How is knowledge constructed in school? Sounds like a simple question. As a former science teacher, and someone who taught in a rather traditional fashion, I would have answered this question this way. I (teacher) helped my students come to understand chemistry by presenting the ideas, laying out the story, challenging them with problems, asking them questions, structuring lab experiments to experience the concept, and evaluating their ability to retell the story the right way. My knowledge and thinking of chemistry was passed along intact to them as a learner. Like the chemistry text they used, I was a “real life, real-time” person they could interact with to learn the chemistry I understood. Without me, they could have learned most of the same chemistry just fine.
However, I now believe that in order for students to learn the chemistry deeply, they must construct new knowledge for themselves. They need to make sense of the chemistry they are learning in a way that is personal and meaningful to them. We are co-constructors of the knowledge, understanding and skills they learn. I am not simply imparting the knowledge to them, but more importantly, I am “tiling the soil” that is their learning.
One example for how different students construct their own meaning is illustrated in the concept maps shown below. I gave students, in an online chemistry course I taught a few years ago, an assignment asking them to construct a concept map that demonstrated their understanding of polymer chemistry. While the concepts maps have some similarities, there are significant differences in how these students made sense of the chemistry we learned. There minds constructed the knowledge differently and emphasized certain parts more than others. In addition, they each approached the design aspect of the assignment from a different point-of-view.
I have come to see the classroom as a place where teachers must try to see their students as “constructors” of the knowledge, understandings and skills we want them to learn. They have to make meaning of the ideas for themselves. I would encourage us to see ourselves as partners with them, not as people who pass knowledge down to them.

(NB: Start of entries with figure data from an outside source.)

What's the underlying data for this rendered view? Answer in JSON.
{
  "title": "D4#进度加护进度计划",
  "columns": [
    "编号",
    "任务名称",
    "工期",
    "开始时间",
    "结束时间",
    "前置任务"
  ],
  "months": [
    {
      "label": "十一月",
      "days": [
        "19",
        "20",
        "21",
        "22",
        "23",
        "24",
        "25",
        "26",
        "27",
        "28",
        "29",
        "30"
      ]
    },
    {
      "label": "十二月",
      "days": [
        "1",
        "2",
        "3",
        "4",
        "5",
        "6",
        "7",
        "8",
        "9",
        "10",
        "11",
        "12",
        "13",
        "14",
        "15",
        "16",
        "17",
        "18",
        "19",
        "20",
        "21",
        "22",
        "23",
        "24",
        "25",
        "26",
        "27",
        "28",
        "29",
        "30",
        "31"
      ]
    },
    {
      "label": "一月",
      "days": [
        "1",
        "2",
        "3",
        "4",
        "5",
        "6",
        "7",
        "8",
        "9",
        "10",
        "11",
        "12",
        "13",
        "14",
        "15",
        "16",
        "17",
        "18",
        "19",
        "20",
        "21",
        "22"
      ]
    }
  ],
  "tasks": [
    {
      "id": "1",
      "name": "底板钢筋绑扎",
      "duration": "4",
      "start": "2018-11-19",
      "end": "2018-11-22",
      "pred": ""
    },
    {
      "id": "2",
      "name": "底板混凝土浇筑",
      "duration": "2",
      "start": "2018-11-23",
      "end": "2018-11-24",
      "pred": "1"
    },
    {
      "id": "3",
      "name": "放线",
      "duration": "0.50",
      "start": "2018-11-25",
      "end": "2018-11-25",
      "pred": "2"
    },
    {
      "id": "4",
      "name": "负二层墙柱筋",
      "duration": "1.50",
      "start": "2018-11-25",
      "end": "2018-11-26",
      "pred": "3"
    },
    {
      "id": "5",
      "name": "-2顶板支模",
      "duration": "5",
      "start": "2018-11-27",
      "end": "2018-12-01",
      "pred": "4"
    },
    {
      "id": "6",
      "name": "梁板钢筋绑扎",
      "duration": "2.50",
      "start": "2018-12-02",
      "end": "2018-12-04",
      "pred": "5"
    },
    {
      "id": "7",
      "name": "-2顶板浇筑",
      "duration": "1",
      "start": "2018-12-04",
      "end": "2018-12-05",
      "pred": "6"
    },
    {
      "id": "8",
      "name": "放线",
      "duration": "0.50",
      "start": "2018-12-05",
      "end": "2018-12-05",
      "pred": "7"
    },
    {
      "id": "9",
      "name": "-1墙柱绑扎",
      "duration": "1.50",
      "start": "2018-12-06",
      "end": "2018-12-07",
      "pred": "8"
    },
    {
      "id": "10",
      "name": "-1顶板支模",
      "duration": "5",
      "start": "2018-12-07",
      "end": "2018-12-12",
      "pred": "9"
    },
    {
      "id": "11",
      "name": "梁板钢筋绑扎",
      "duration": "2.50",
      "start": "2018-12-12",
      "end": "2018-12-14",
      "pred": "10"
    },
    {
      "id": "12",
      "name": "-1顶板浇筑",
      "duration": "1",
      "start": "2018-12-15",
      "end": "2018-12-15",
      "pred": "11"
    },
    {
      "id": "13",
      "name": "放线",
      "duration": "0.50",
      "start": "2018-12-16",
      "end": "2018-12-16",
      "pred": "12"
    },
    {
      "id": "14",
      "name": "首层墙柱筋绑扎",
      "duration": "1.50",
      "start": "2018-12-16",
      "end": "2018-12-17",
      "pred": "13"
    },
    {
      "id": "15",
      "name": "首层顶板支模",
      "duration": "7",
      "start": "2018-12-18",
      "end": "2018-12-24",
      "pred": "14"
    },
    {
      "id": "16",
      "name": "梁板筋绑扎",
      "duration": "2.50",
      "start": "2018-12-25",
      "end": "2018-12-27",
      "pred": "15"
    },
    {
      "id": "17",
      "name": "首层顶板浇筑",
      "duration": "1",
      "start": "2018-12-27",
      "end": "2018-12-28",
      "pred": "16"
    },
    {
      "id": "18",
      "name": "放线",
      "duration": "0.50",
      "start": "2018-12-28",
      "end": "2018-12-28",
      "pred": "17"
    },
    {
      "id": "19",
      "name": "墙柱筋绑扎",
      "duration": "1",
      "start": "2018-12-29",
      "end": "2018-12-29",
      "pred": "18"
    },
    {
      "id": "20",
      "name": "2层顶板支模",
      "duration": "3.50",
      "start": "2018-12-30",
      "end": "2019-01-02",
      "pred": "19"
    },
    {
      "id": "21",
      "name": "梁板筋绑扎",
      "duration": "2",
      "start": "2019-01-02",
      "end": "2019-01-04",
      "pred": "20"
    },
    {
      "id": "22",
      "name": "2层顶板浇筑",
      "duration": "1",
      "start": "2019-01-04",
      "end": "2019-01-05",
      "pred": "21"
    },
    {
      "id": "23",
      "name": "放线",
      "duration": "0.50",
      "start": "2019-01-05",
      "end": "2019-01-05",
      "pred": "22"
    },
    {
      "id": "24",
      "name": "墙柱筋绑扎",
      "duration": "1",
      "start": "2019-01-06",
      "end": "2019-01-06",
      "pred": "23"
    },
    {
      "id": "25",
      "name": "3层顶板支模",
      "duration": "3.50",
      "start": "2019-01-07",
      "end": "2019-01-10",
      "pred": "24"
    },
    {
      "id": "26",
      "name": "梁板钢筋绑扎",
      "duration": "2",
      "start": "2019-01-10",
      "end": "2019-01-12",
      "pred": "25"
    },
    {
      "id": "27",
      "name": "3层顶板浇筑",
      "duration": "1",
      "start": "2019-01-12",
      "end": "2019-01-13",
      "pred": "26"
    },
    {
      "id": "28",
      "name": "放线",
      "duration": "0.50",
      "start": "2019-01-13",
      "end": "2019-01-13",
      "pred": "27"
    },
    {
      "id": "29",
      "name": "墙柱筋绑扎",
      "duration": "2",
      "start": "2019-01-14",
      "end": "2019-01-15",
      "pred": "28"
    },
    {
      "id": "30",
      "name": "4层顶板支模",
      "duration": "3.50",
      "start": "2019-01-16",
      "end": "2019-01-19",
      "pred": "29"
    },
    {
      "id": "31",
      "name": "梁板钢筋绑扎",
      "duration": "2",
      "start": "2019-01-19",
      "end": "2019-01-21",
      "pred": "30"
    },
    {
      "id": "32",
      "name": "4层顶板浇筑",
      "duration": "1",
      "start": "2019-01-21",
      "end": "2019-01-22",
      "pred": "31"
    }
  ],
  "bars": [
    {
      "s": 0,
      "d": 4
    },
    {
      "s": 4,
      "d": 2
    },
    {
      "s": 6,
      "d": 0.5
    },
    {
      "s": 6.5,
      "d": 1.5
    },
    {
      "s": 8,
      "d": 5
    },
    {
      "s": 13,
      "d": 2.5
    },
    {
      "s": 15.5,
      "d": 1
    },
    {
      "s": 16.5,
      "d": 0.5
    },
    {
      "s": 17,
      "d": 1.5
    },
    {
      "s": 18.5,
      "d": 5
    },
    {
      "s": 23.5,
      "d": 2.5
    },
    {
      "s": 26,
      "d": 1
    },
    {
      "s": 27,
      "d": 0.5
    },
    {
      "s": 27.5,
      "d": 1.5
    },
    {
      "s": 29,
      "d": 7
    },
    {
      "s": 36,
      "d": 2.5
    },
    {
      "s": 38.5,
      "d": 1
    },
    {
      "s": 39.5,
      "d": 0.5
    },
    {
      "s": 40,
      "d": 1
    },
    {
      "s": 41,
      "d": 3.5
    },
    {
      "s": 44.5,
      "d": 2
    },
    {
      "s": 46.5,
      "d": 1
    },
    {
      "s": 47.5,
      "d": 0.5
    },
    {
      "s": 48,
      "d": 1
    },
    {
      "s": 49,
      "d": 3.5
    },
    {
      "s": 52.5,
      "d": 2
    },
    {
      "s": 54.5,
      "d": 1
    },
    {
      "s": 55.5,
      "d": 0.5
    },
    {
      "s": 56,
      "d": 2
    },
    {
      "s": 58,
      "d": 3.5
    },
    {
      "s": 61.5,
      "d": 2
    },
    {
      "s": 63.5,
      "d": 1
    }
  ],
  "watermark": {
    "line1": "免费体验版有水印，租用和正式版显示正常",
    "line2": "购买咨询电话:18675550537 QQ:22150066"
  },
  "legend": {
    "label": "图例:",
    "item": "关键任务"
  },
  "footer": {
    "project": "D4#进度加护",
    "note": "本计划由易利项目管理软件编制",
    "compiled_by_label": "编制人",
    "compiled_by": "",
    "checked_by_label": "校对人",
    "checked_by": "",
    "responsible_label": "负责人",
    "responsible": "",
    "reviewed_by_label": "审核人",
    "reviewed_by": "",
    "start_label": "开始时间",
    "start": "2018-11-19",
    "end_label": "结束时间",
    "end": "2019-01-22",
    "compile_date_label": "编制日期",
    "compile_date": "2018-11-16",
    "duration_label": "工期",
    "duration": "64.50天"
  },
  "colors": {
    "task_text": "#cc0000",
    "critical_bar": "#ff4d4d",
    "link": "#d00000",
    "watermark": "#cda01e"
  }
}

Clearly, this topic has many layers of complexity to it. Having recently finished David Perkins book, Future Wise: Educating our Students for a Changing World, I have come to realize the value in thinking more deeply about what we teach, how we teach, and why we teach. I would offer these three questions up to you to think about. Dr. Perkins does a marvelous job of getting the reader to formulate answers to these questions, especially from the perspective of design.